On top of that, airports are mandated to improve runway safety by adding to their ends, work that started before the pandemic, but whose funding has been complicated by the drop in revenue. That work alone is estimated to cost $350 million.
“The federal government can support this work through infrastructure funding programmes,” said Gooch. He said an existing fund, worth $38.5 million last year for small airports, is already overtaxed, isn’t accessible to larger airports, and can’t be used for airport operations.
It will also take close coordination among a host of agencies to set health standards and protocols across the country. That means tying together the work of local and provincial health authorities, Transport Canada, the Canada Border Services Agency, among others, will have to be aligned with global standards to restore travel confidence.

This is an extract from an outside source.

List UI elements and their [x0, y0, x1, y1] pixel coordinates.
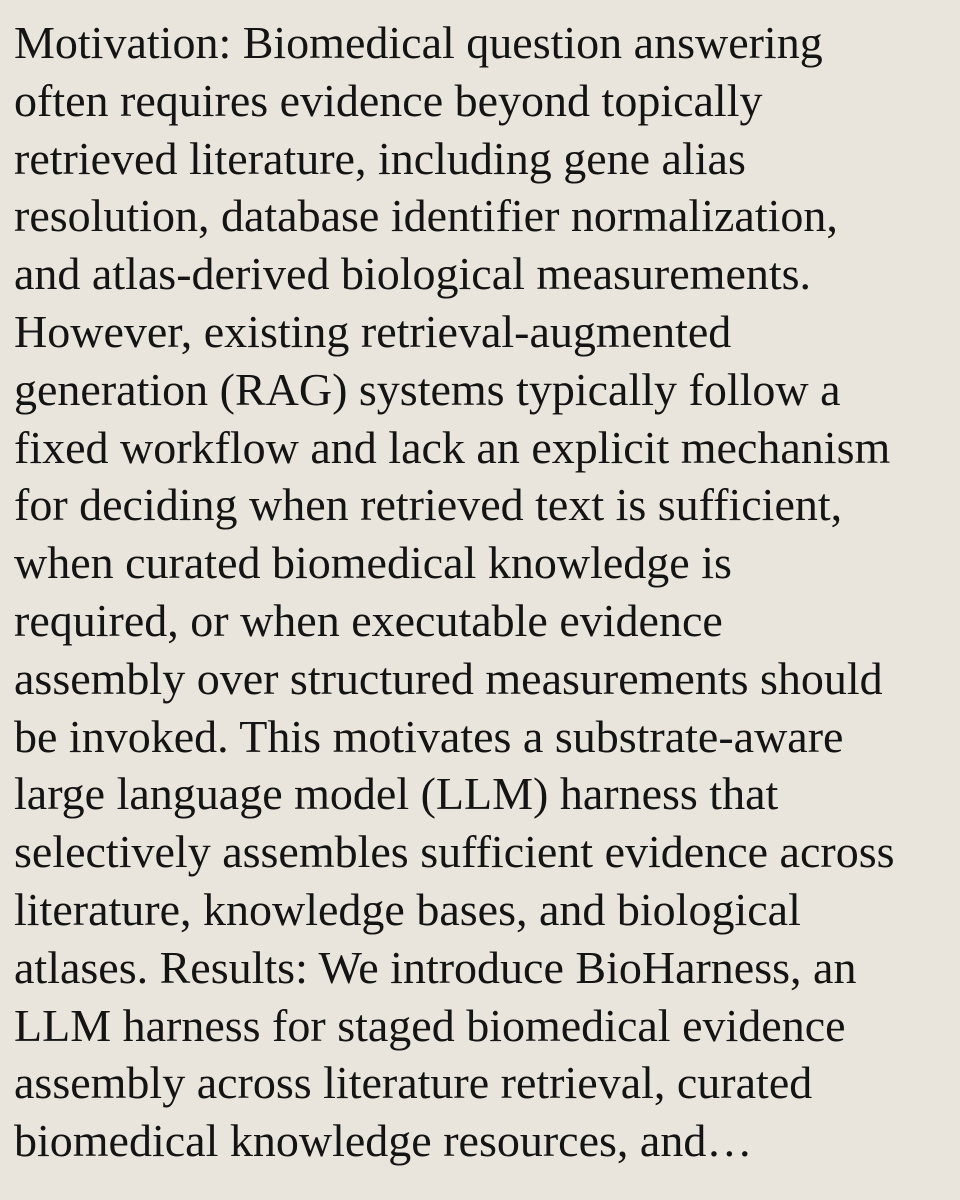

“Standards and procedures for passenger and employee temperature checks, both outbound and inbound, public access to terminal buildings, the wearing of face masks or coverings and physical distancing inside terminals, all of this needs to be dealt with in a consistent manner,” said Gooch.
A patchwork approach will distort the marke and undermine travel recovery. “It is so far,” he said.
Airports, which in Canada are private non-profit businesses, make most of their money from passengers and the business they generate. Since mid-March, they have watched their revenues evaporate during the pandemic.
“Right now, ” said Gooch, “what airports are doing is borrowing against the future just to cover operating costs.” This week, the head of St. John’s International Airport said he’d have to borrow $20 million this year just to keep the lights on.
Airports warned at the beginning of the month that Airport Improvement Fees, which cover capital expenses, could skyrocket 50% without government help. This week, Winnipeg became the first domino to fall, announcing it would raise AIFs from $25 to $38 starting September 1.
“Airports don’t want to raise their rates,” said Gooch. “It’s not something that’s going to support us in the recovery, but costs have to be covered somehow.”
While the federal government has forgiven airport land lease payments for the rest of the year and offered a wage subsidy, those are of limited help to airports who paid almost twice as much last year to service their debts as they paid in salaries.
“Engagement has been strong, but financial relief that has been provided has been quite minor at this point,” said Gooch.
At some point, people will start to travel again, signs of that are already starting to emerge with airlines bumping up summer service from the depths of their COVID cancellations.
“It has been a long and difficult two and a half months,” said Gooch. “And there’s a long road ahead. But Canada’s travel and tourism sector will bounce back. There’s just too many people who want to go out and see the world and come to Canada to keep us down forever.”